On Sept. 13, ag and other groups sent a letter to Biden administration officials, including Secretary of Agriculture Tom Vilsack, urging officials to fix the ocean container shortage on the West Coast.

Ross said the Port of Long Beach and the Port of Los Angeles announced pilot programs last week to extend gate hours to address the “unfortunate new record of 70 ships waiting to offload.”

“Doing that at the ports will not work unless warehousing and trucking and all the other elements of that supply chain align their hours (and) their shifts to be able to help address this backlog at the ports,” Ross added, arguing the only way to expand capacity at the ports is by extending hours.

NASDA members also adopted policy supporting changes to the H-2A and H-2B temporary guestworker programs to include year-round workers in ag and forestry. The two programs currently allow migrant employees to come to the U.S. for seasonal agricultural work such as harvesting vegetables and fruit.

Karen Ross

California Ag Secretary Karen Ross

On Sept. 19, the Senate parliamentarian announced it would not permit immigration reform to be included in the Democrats' $3.5 trillion reconciliation package, forcing congressional leaders to find another avenue. 

“We’re going to have to get back to that bipartisan effort, and NASDA has already reached out to the lead sponsors for the Farm Workforce Modernization Act, which we support in the House, and we continue to support and look for those consensuses in the Senate,” Karney told reporters.

The bill passed the House in March but has not been considered in the Senate.

The group also adopted policy supporting the development of “emergency food supply networks” and “ensuring state agriculture departments can utilize new USDA funds as they become available to support their states’ communities,” NASDA said.
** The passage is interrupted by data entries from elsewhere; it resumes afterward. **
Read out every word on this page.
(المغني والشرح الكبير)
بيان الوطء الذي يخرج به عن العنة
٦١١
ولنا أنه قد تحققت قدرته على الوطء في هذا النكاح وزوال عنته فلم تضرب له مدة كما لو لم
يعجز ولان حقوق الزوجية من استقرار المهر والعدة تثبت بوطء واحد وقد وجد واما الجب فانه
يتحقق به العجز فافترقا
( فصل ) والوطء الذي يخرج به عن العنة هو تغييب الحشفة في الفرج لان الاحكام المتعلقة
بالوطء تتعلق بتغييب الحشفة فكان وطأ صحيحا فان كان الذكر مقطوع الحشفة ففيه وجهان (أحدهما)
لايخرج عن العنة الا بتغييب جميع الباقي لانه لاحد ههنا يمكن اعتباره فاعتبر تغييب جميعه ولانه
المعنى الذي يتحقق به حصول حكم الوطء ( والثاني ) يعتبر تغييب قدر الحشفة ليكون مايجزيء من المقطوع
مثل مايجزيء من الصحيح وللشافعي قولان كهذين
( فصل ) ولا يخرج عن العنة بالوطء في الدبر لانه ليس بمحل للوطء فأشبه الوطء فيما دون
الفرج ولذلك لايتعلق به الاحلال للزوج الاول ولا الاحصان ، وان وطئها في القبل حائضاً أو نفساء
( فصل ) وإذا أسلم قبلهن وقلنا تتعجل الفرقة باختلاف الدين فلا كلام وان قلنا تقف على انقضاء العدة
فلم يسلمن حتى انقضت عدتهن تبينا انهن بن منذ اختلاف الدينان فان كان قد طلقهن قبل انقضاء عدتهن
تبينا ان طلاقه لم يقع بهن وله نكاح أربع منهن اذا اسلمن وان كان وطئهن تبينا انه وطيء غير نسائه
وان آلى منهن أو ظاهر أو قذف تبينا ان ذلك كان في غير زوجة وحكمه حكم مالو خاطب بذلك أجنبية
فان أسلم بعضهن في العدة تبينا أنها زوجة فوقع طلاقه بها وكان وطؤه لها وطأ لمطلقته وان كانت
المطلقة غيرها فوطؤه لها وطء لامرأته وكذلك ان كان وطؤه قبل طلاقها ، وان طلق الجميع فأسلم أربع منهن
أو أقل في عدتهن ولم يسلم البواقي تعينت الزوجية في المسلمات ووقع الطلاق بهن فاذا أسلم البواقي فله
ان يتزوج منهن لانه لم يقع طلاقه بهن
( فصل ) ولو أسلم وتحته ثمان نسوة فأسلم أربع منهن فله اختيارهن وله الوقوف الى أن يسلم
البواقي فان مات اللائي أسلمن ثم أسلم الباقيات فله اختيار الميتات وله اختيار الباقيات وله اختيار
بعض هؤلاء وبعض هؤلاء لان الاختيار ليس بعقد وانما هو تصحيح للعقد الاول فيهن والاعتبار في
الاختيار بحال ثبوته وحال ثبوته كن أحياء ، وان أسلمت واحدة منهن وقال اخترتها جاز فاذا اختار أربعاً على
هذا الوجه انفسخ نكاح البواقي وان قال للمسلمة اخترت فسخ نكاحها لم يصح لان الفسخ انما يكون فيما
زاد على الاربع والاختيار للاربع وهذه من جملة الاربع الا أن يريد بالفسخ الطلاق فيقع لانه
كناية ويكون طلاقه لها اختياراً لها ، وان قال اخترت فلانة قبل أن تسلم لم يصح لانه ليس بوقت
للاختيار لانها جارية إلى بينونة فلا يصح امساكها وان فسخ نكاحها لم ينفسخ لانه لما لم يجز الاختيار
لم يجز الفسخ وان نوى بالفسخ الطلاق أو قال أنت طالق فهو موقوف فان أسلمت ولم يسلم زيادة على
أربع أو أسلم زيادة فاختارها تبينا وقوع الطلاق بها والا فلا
NASDA members are pushing USDA to expand its specialty crop block grant program to allow a dual designation of hemp as “both a specialty crop and an agronomic commodity depending on its intended use."  Barb Glenn, who retired as the organization's CEO at the convention, said the designation would provide more certainty to new farmers who want to grow hemp for “food, fiber, or horticulture use.” Hemp is currently ineligible for the specialty crop program, according to USDA.